Papieski apel o pomoc dla krajów Sahelu
Bóg nie przestaje nas kochać i wcielać się przez swój Kościół na całym świecie. Również Fundacja Jana Pawła II dla Sahelu nie przestaje dążyć do tego, by być znakiem chrześcijańskiej miłości, która staje się świadectwem dawanym Chrystusowi. Zwrócił na to uwagę Benedykt XVI, spotykając się z przedstawicielami Fundacji od 28 lat niosącej pomoc mieszkańcom tej części Afryki, szczególnie zagrożonej suszą i pustynnieniem.
- W ciągu tych lat zrealizowała ona ogromną liczbę projektów, by przeciwdziałać pustynnieniu. Istnienie Fundacji dowodzi wielkiej ludzkiej dobroci mojego błogosławionego poprzednika, z którego intuicji powstała. Dzieło to jednak nie będzie w pełni skuteczne, jeśli nie zostanie «zroszone» modlitwą, gdyż sam Bóg jest źródłem i mocą życia, On, który stworzył wodę (por. Rdz 1, 6-9). Niestety Sahel został w ostatnich miesiącach znowu poważnie zagrożony znacznym zmniejszeniem zasobów żywności i głodem wskutek braku deszczu i spowodowanego tym stałego posuwania się pustyni. Wzywam wspólnotę międzynarodową do poważnego zajęcia się skrajnym ubóstwem tamtejszej ludności, której warunki życia ulegają pogorszeniu. Pragnę też zachęcić i poprzeć wysiłki organizacji kościelnych pracujących w tej dziedzinie. Miłość musi pobudzać wszelkie nasze działania. Nie chodzi o to, by chcieć tworzyć świat «na miarę», ale by kochać. Dlatego Kościół nie jest powołany w pierwszym rzędzie do przekształcania porządku politycznego czy zmieniania tkanki społecznej. Chce nieść światło Chrystusa, który przekształci wszystko i wszystkich.

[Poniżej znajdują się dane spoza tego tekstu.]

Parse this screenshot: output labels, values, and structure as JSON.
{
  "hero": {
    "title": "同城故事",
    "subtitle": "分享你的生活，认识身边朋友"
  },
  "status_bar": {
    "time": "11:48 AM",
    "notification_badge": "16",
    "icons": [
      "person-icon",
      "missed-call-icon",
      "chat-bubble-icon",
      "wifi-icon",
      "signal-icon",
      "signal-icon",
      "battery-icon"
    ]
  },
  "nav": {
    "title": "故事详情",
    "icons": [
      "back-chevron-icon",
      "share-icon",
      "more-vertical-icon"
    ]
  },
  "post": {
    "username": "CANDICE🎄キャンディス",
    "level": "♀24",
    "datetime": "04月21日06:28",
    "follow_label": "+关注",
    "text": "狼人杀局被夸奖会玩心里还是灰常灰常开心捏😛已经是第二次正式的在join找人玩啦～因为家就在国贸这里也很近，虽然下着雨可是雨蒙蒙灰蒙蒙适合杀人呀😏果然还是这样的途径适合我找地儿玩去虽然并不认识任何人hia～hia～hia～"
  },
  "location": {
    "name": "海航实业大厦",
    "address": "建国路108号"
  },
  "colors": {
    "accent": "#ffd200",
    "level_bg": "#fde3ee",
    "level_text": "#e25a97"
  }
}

Papież wskazał, że to ze względu na Chrystusa chrześcijański wkład jest tak specyficzny. Nawiązał do obecności islamu w krajach Sahelu, wyrażając radość z dobrych relacji, jakie Fundacja utrzymuje z jego wyznawcami. Jak podkreślił, również w odniesieniu do nich ważne jest dawanie świadectwa, że "Chrystus jest żywy, a Jego miłość wychodzi ponad wszelkie religie, rasy i kultury".
Zwracając uwagę, że Afrykę opisuje się w sposób uproszczony i często upokarzający jako pełną konfliktów i niekończących się, nierozwiązalnych problemów, Ojciec Święty stwierdził, że dla Kościoła Czarny Ląd przyjmujący dziś Ewangelię jest kontynentem nadziei i przyszłości. Przypomniał swe słowa, wypowiedziane w ub. r. w Beninie: "Afryko, Dobra Nowino dla Kościoła, stań się nią także dla całego świata!", po czym dodał: "Fundacja Jana Pawła II dla Sahelu jest tego wielkim świadectwem". Benedykt XVI wskazał też na potrzebę odnowy Fundacji, zwłaszcza przez formację chrześcijańską i zawodową tych, którzy z jej ramienia pracują w terenie. Jak zaznaczył, odnowa ta, by była skuteczną, musi się zaczynać od modlitwy i osobistego nawrócenia.